Hiring is not Recruiting in 2010
Seth Godin is Dead On: Hiring is not Recruiting in 2010 One of Seth Godin’s recent blog entries differentiates between hiring and recruiting and gets at the heart of what I’ve been moving toward through all of 2009–the idea that the recruiting profession as we know it is largely dead and just doesn’t know it yet.
In summary, Godin’s piece asserts: “Hiring is what you do when you let the world know that you’re accepting applications from people looking for a job. Recruiting is the act of finding the very best person for a job and persuading them to stop doing what they’re doing and come join you.”
The majority of what passes for recruiting is not recruiting at all. It’s rote hiring, posting a job online and waiting for the applications to roll in. If you are an employer with a recognized brand name, you’ve got a fair chance of attracting hundreds of candidates instantly even if your job description is utter crap. In our still-depressed job market, maybe you don’t even need to be a recognized brand.
That’s going to change.
While Godin’s short piece focuses on the question of whether the job you’re hiring for is cool enough to be recruiting-worthy–a good question in and of itself–I’d like to focus on the question of the implications for the profession of recruiting itself.
Why Recruiting Will Change in 2010
While companies have yet to fully embrace social media technologies, they are now at least mostly aware of them and accepting of the fact that they are here to stay. Despite their terror, we’re going to see companies in 2010 and beyond begin to embrace these tools for the purpose of engaging with communities of talent for their hiring activities. Why? Mainly because they’re being dragged kicking and screaming in to this space by high profile customers who bring their issues there (see the Whirlpool example). Once companies get that their customers are there, it’s not a huge leap to realize that their next employees will likely come from the same place.
The unfortunate aspect of all this for anyone with recruiter in his or her job title is that the technology also disintermediates. In other words, if a hiring manager has great LinkedIn connections or is simply a good networker, why bother calling the need out to recruiting? Why get lost in the bureaucracy and paperwork of an HR department’s corporate hiring function?

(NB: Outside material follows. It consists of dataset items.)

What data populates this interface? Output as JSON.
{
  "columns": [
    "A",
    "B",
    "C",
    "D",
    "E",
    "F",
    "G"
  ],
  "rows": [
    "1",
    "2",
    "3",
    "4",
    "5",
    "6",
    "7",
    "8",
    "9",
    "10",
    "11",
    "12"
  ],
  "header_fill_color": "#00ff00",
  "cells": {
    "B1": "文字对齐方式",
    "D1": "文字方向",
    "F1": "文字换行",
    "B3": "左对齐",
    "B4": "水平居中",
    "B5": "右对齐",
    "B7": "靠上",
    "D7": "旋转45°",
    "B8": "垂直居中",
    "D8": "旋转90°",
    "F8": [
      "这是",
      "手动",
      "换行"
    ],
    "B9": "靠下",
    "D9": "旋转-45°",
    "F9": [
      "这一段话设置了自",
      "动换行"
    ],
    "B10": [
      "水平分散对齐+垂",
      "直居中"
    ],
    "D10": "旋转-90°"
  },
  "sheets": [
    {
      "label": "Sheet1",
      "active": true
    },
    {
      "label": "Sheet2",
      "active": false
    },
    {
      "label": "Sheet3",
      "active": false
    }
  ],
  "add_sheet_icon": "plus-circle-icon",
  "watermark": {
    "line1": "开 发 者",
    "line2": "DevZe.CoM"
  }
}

If you are a corporate recruiter, you had better be able to do more than just post a requirement, run a phone screen, and forward a stack of resumes to the hiring manager. You need to be creative at finding, engaging with, and staying in contact with the communities of talent you want to make hires from.
If you’re a third party recruiter, 2010 will mean further erosion of your fees and profit margins unless you can know and be known by the talent you mean to hire. Third parties don’t win unless they are faster and better at networking, able to articulate why a position is worth leaving a stable job, and effective at winning the trust of both customers and talent.
The sky is not falling. It has already fallen, but I run into to many recruiters think it’s still there. The best recruiters are those who truly do recruit and can demonstrate their valuable expertise by again and again showing their deep connections with and commitment to the talent communities from which they hire.